If the accused person was found to be innocent, they could accuse their accuser of slander. She says one reason for the decline in witchcraft trials was the Enlightenment. With interest in science, people wanted logical reasons why, say, their cow no longer gave milk, or a child got sick. Saying that one’s neighbor made a pact with the devil, and was therefore a witch, wasn’t a very scientific reason.

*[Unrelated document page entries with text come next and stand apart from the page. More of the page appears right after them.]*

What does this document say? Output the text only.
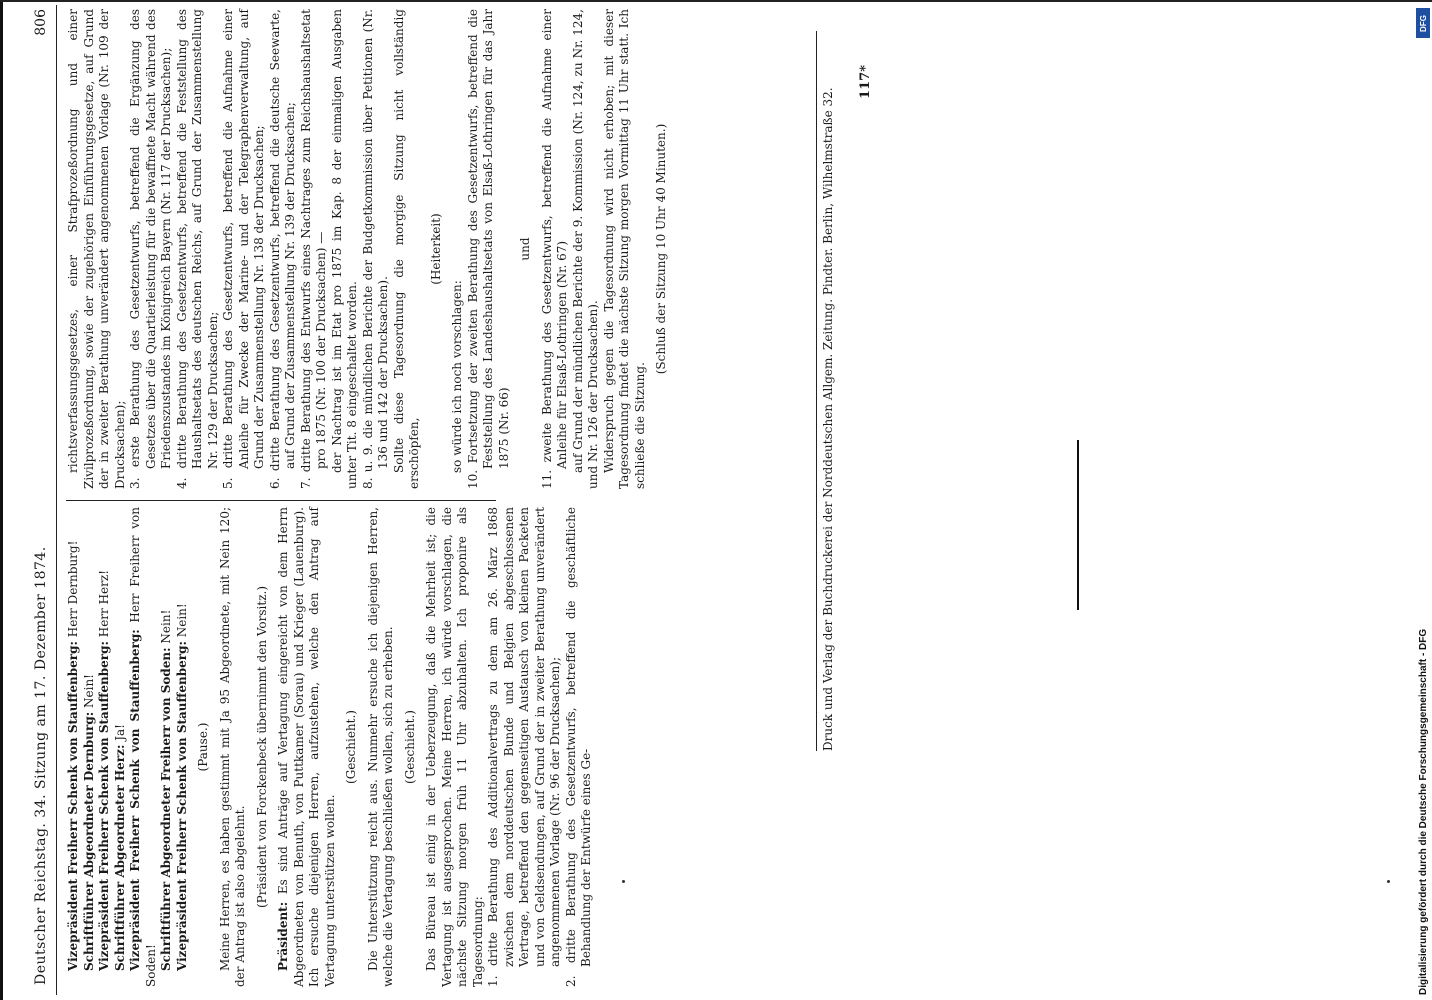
Deutscher Reichstag. 34. Sitzung am 17. Dezember 1874.
806

Vizepräsident Freiherr Schenk von Stauffenberg: Herr Dernburg!

Schriftführer Abgeordneter Dernburg: Nein! Vizepräsident Freiherr Schenk von Stauffenberg: Herr Herz!

Schriftführer Abgeordneter Herz: Ja! Vizepräsident Freiherr Schenk von Stauffenberg: Herr Freiherr von Soden! Schriftführer Abgeordneter Freiherr von Soden: Nein!

Vizepräsident Freiherr Schenk von Stauffenberg: Nein!

(Pause.) Meine Herren, es haben gestimmt mit Ja 95 Abgeordnete, mit Nein 120; der Antrag ist also abgelehnt. (Präsident von Forckenbeck übernimmt den Vorsitz.)

Präsident: Es sind Anträge auf Vertagung eingereicht von dem Herrn Abgeordneten von Benuth, von Puttkamer (Sorau) und Krieger (Lauenburg). Ich ersuche diejenigen Herren, aufzustehen, welche den Antrag auf Vertagung unterstützen wollen.

(Geschieht.) Die Unterstützung reicht aus. Nunmehr ersuche ich diejenigen Herren, welche die Vertagung beschließen wollen, sich zu erheben. (Geschieht.) Das Büreau ist einig in der Ueberzeugung, daß die Mehrheit ist; die Vertagung ist ausgesprochen. Meine Herren, ich würde vorschlagen, die nächste Sitzung morgen früh 11 Uhr abzuhalten. Ich proponire als Tagesordnung: 1. dritte Berathung des Additionalvertrags zu dem am 26. März 1868 zwischen dem norddeutschen Bunde und Belgien abgeschlossenen Vertrage, betreffend den gegenseitigen Austausch von kleinen Packeten und von Geldsendungen, auf Grund der in zweiter Berathung unverändert angenommenen Vorlage (Nr. 96 der Drucksachen);

2. dritte Berathung des Gesetzentwurfs, betreffend die geschäftliche Behandlung der Entwürfe eines Ge-

richtsverfassungsgesetzes, einer Strafprozeßordnung und einer Zivilprozeßordnung, sowie der zugehörigen Einführungsgesetze, auf Grund der in zweiter Berathung unverändert angenommenen Vorlage (Nr. 109 der Drucksachen); 3. erste Berathung des Gesetzentwurfs, betreffend die Ergänzung des Gesetzes über die Quartierleistung für die bewaffnete Macht während des Friedenszustandes im Königreich Bayern (Nr. 117 der Drucksachen);

4. dritte Berathung des Gesetzentwurfs, betreffend die Feststellung des Haushaltsetats des deutschen Reichs, auf Grund der Zusammenstellung Nr. 129 der Drucksachen;

5. dritte Berathung des Gesetzentwurfs, betreffend die Aufnahme einer Anleihe für Zwecke der Marine- und der Telegraphenverwaltung, auf Grund der Zusammenstellung Nr. 138 der Drucksachen;

6. dritte Berathung des Gesetzentwurfs, betreffend die deutsche Seewarte, auf Grund der Zusammenstellung Nr. 139 der Drucksachen;

7. dritte Berathung des Entwurfs eines Nachtrages zum Reichshaushaltsetat pro 1875 (Nr. 100 der Drucksachen) — der Nachtrag ist im Etat pro 1875 im Kap. 8 der einmaligen Ausgaben unter Tit. 8 eingeschaltet worden. 8. u. 9. die mündlichen Berichte der Budgetkommission über Petitionen (Nr. 136 und 142 der Drucksachen). Sollte diese Tagesordnung die morgige Sitzung nicht vollständig erschöpfen,

(Heiterkeit)

so würde ich noch vorschlagen:

10. Fortsetzung der zweiten Berathung des Gesetzentwurfs, betreffend die Feststellung des Landeshaushaltsetats von Elsaß-Lothringen für das Jahr 1875 (Nr. 66)

und

11. zweite Berathung des Gesetzentwurfs, betreffend die Aufnahme einer Anleihe für Elsaß-Lothringen (Nr. 67) auf Grund der mündlichen Berichte der 9. Kommission (Nr. 124, zu Nr. 124, und Nr. 126 der Drucksachen). Widerspruch gegen die Tagesordnung wird nicht erhoben; mit dieser Tagesordnung findet die nächste Sitzung morgen Vormittag 11 Uhr statt. Ich schließe die Sitzung.

(Schluß der Sitzung 10 Uhr 40 Minuten.)	Druck und Verlag der Buchdruckerei der Norddeutschen Allgem. Zeitung. Pindter. Berlin, Wilhelmstraße 32.
117*
DFG
Digitalisierung gefördert durch die Deutsche Forschungsgemeinschaft - DFG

In 1614, well before either the Pennsylvania or Salem cases, two of her ancestors were accused of witchcraft, and brought to trial. While facing their accuser they denied the charge. He claimed he would never have said anything of the sort–unless he was drunk. They seem to have settled, as the accuser paid a fine of 50 gold guilders and some oats. While Hoitink gives the images of the court records, they’re in Dutch, which I don’t read, and she doesn’t provide the specific nature of what her ancestors were supposed to have done, which would have been interesting to know.
Here is the link to Yvette’s post, for anyone interested: http://www.dutchgenealogy.nl/a-reverse-witch-trial-in-winterswijk/
There were plenty of trials to do with witchcraft in Europe in the late medieval and early modern periods. An article about some of England’s most notorious cases is over here. The author notes, “One common misconception is that witch trials belong to the medieval era. In fact, there were no laws against witchcraft in Britain until 1542, when Henry VIII passed an act against witchcraft and conjuration. But this does not mean that witches were not considered a problem in the 15th century…”
I personally particularly like the author’s point, “Note that I’ve used the word ‘persecution’ and not ‘craze’. This was not an episode of mass insanity: witchcraft made perfect sense within the world view of people at the time.” I have talked to a number of people about cases here in New England who have been dubious that people truly believed witchcraft was real, so I think it is a particularly important point to stress.
No question that there were far earlier cases in Europe, and some in the colonies, before Salem.